Paradox: Board Stewardship for Trust in Corporate Governance

Dr. Srinath Sridharan, Policy Researcher & Corporate Advisor

Indian corporates stand at a crossroads. The choice is clear: embrace a new model of Board stewardship that prioritises stakeholder trust, or risk falling behind in an increasingly transparent and accountable global market. The path forward requires vision, commitment, and a steadfast dedication to principles that transcend profit. In an era where corporate missteps make headlines, the role of board stewardship in maintaining stakeholder trust has never been more critical.

It is often assumed that adhering to corporate governance standards naturally leads to board stewardship, eventually fostering stakeholder trust. However, this assumption is both ironic and paradoxical. True board stewardship is not merely an outcome of good corporate governance; rather, it is a prerequisite for building and maintaining stakeholder trust in governance itself. Without this foundational stewardship, even the most robust governance frameworks may fail to earn the trust and confidence of stakeholders.

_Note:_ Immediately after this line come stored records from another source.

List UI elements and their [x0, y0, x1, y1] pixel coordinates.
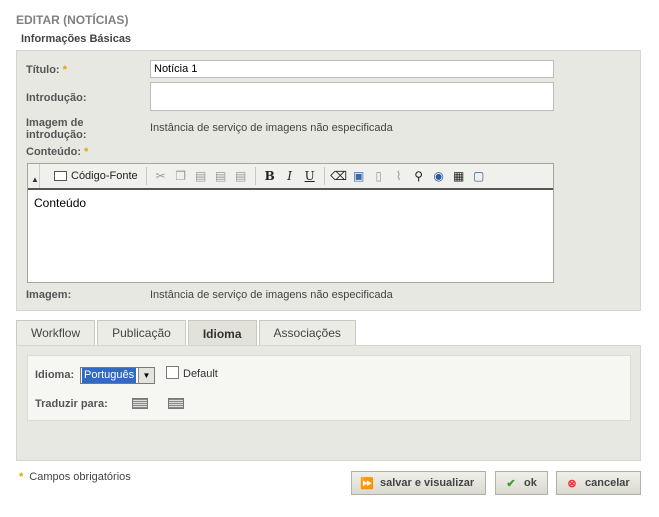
- cut-icon[interactable]: ✂: [151, 166, 171, 186]
- italic-icon[interactable]: I: [280, 166, 300, 186]
- section-legend: Informações Básicas: [21, 33, 132, 45]
- image-icon[interactable]: ▣: [349, 166, 369, 186]
- conteudo-label: Conteúdo: *: [26, 146, 89, 158]
- default-label: Default: [183, 368, 218, 380]
- titulo-label: Título: *: [26, 64, 67, 76]
- imagem-value: Instância de serviço de imagens não espe…: [150, 289, 393, 301]
- link-icon[interactable]: ◉: [429, 166, 449, 186]
- rich-text-editor: ▲ Código-Fonte ✂ ❐ ▤ ▤ ▤ B I U ⌫ ▣ ▯ ⌇ ⚲…: [27, 163, 554, 283]
- cancel-button[interactable]: ⊗ cancelar: [556, 471, 641, 495]
- bold-icon[interactable]: B: [260, 166, 280, 186]
- tab-associacoes[interactable]: Associações: [258, 320, 356, 345]
- paste-icon[interactable]: ▤: [191, 166, 211, 186]
- source-icon: [54, 171, 67, 181]
- save-view-button[interactable]: ⏩ salvar e visualizar: [351, 471, 486, 495]
- page-icon[interactable]: ▯: [369, 166, 389, 186]
- idioma-label: Idioma:: [35, 369, 75, 381]
- chevron-down-icon: ▼: [138, 368, 154, 383]
- tab-idioma[interactable]: Idioma: [187, 320, 257, 346]
- titulo-input[interactable]: [150, 60, 554, 78]
- source-button[interactable]: Código-Fonte: [50, 166, 142, 186]
- check-icon: ✔: [506, 477, 516, 490]
- paste-text-icon[interactable]: ▤: [211, 166, 231, 186]
- required-fields-note: * Campos obrigatórios: [19, 471, 131, 483]
- idioma-select[interactable]: Português ▼: [80, 367, 155, 384]
- idioma-box: Idioma: Português ▼ Default Traduzir par…: [27, 355, 631, 421]
- page-title: EDITAR (NOTÍCIAS): [16, 13, 129, 27]
- attachment-icon[interactable]: ⌇: [389, 166, 409, 186]
- imagem-intro-label: Imagem de introdução:: [26, 117, 87, 141]
- copy-icon[interactable]: ❐: [171, 166, 191, 186]
- underline-icon[interactable]: U: [300, 166, 320, 186]
- editor-content[interactable]: Conteúdo: [34, 196, 86, 210]
- fast-forward-icon: ⏩: [360, 477, 374, 490]
- find-icon[interactable]: ⚲: [409, 166, 429, 186]
- table-icon[interactable]: ▦: [449, 166, 469, 186]
- idioma-panel: Idioma: Português ▼ Default Traduzir par…: [16, 345, 641, 461]
- imagem-intro-value: Instância de serviço de imagens não espe…: [150, 122, 393, 134]
- tab-bar: Workflow Publicação Idioma Associações: [16, 320, 358, 346]
- traduzir-label: Traduzir para:: [35, 398, 108, 410]
- translate-flag-icon-2[interactable]: [168, 398, 184, 409]
- cancel-icon: ⊗: [567, 477, 577, 490]
- default-checkbox[interactable]: [166, 366, 179, 379]
- ok-button[interactable]: ✔ ok: [495, 471, 548, 495]
- introducao-textarea[interactable]: [150, 82, 554, 111]
- introducao-label: Introdução:: [26, 92, 87, 104]
- toolbar-collapse-button[interactable]: ▲: [28, 164, 40, 188]
- tab-workflow[interactable]: Workflow: [16, 320, 96, 345]
- basic-info-fieldset: Título: * Introdução: Imagem deintroduçã…: [16, 50, 641, 311]
- imagem-label: Imagem:: [26, 289, 72, 301]
- paste-word-icon[interactable]: ▤: [231, 166, 251, 186]
- preview-icon[interactable]: ▢: [469, 166, 489, 186]
- tab-publicacao[interactable]: Publicação: [97, 320, 186, 345]
- editor-toolbar: ▲ Código-Fonte ✂ ❐ ▤ ▤ ▤ B I U ⌫ ▣ ▯ ⌇ ⚲…: [28, 164, 553, 190]
- translate-flag-icon-1[interactable]: [132, 398, 148, 409]
- remove-format-icon[interactable]: ⌫: [329, 166, 349, 186]
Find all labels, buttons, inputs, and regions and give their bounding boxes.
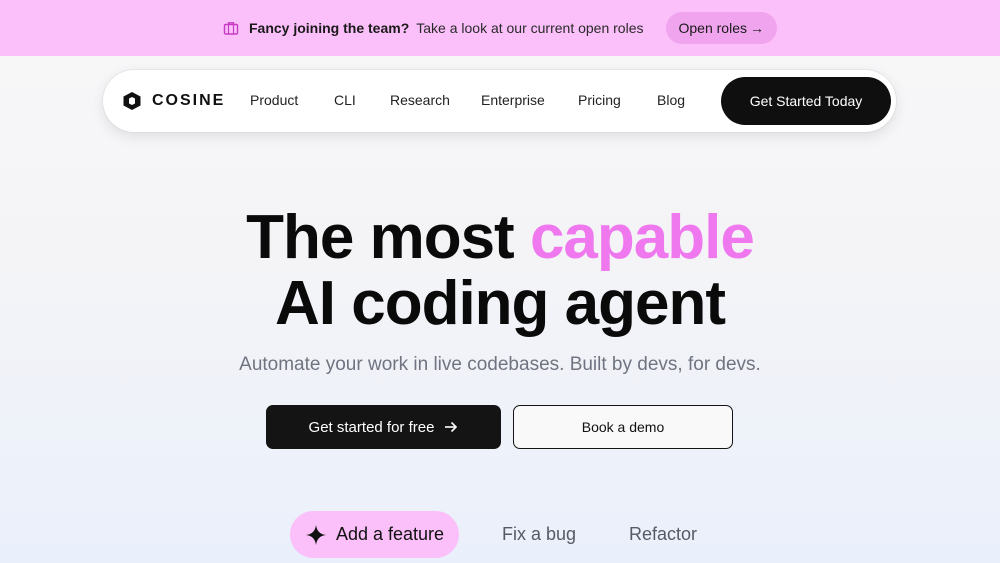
get-started-free-button[interactable]: Get started for free: [266, 405, 501, 449]
hero-title-line-1: The most capable: [0, 202, 1000, 273]
announcement-bar: Fancy joining the team? Take a look at o…: [0, 0, 1000, 56]
sparkle-icon: [305, 524, 327, 546]
arrow-right-icon: →: [749, 20, 764, 36]
nav-link-product[interactable]: Product: [250, 92, 298, 108]
tab-fix-bug[interactable]: Fix a bug: [502, 511, 576, 558]
hero-title-plain: The most: [246, 203, 515, 272]
book-demo-button[interactable]: Book a demo: [513, 405, 733, 449]
hero-subtitle: Automate your work in live codebases. Bu…: [239, 354, 761, 375]
open-roles-label: Open roles: [678, 20, 747, 36]
get-started-free-label: Get started for free: [308, 418, 435, 436]
open-roles-button[interactable]: Open roles →: [665, 12, 777, 44]
announcement-lead: Fancy joining the team?: [249, 20, 410, 36]
tab-add-feature[interactable]: Add a feature: [290, 511, 459, 558]
briefcase-icon: [223, 20, 239, 36]
get-started-today-button[interactable]: Get Started Today: [721, 77, 891, 125]
nav-link-research[interactable]: Research: [390, 92, 450, 108]
hero-title-accent: capable: [529, 203, 755, 272]
nav-link-blog[interactable]: Blog: [657, 92, 685, 108]
brand-name: COSINE: [152, 92, 226, 109]
tab-add-feature-label: Add a feature: [335, 524, 445, 544]
nav-link-cli[interactable]: CLI: [334, 92, 356, 108]
hero-title-line-2: AI coding agent: [275, 269, 726, 338]
navbar: COSINE Product CLI Research Enterprise P…: [103, 70, 896, 132]
announcement-text: Take a look at our current open roles: [416, 20, 644, 36]
tab-refactor[interactable]: Refactor: [629, 511, 697, 558]
cosine-logo-icon: [122, 91, 142, 111]
nav-link-pricing[interactable]: Pricing: [578, 92, 621, 108]
brand-home-link[interactable]: COSINE: [122, 88, 225, 114]
nav-link-enterprise[interactable]: Enterprise: [481, 92, 545, 108]
arrow-right-icon: [444, 420, 458, 434]
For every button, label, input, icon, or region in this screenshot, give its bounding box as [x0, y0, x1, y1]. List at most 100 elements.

Board members are the custodians of an enterprise’s long-term vision. Their decisions shape not only the future of their companies but also the economic and social fabric of the nation. Firstly, the fiduciary duty of Boards extends beyond shareholders to encompass all stakeholders. This inclusive approach to governance recognises that the sustainability and profitability of a company are intertwined with its social and environmental impact. Boards must therefore integrate ESG considerations into their strategic frameworks, ensuring that corporate actions align with broader societal goals.

Transparency is another indicator of effective stewardship. Boards must champion rigorous disclosure practices, providing stakeholders with clear, accurate, and timely information. This transparency fosters trust and regulatory comfort and enables informed decision-making among investors, employees, and other stakeholders.

Accountability mechanisms are equally essential. Boards must establish robust systems for monitoring and evaluating executive performance, ensuring that leadership actions reflect the company’s stated values and objectives. This includes setting clear expectations, conducting regular performance reviews, and implementing consequences for misconduct.

Stakeholder engagement is a critical component of modern stewardship. Boards must actively seek input from diverse stakeholder groups, understanding their perspectives and addressing their concerns. This engagement fosters a sense of inclusion and ensures that corporate strategies are responsive to the needs of the community. Furthermore, it can uncover potential risks and opportunities that might otherwise be overlooked.

The composition of the Board itself is a reflection of its commitment to effective stewardship. Diversity in board membership—encompassing gender, ethnicity, experience, and expertise—enhances decision-making by bringing varied perspectives to the table.

In addition to internal practices, Boards must also advocate for systemic changes that promote better governance across the corporate sector. This includes supporting regulatory reforms that enhance transparency and accountability, as well as participating in industry initiatives that set higher standards for ethical conduct. The role of Independent directors is particularly crucial in this context. Their unbiased oversight can prevent conflicts of interest and ensure that Board decisions prioritise the company’s long-term interests over short-term gains.

Ultimately, the essence of board stewardship lies in its ability to balance diverse stakeholder interests while steering the company towards sustainable growth. In doing so, Boards can rebuild and sustain the trust that is foundational to successful corporate governance.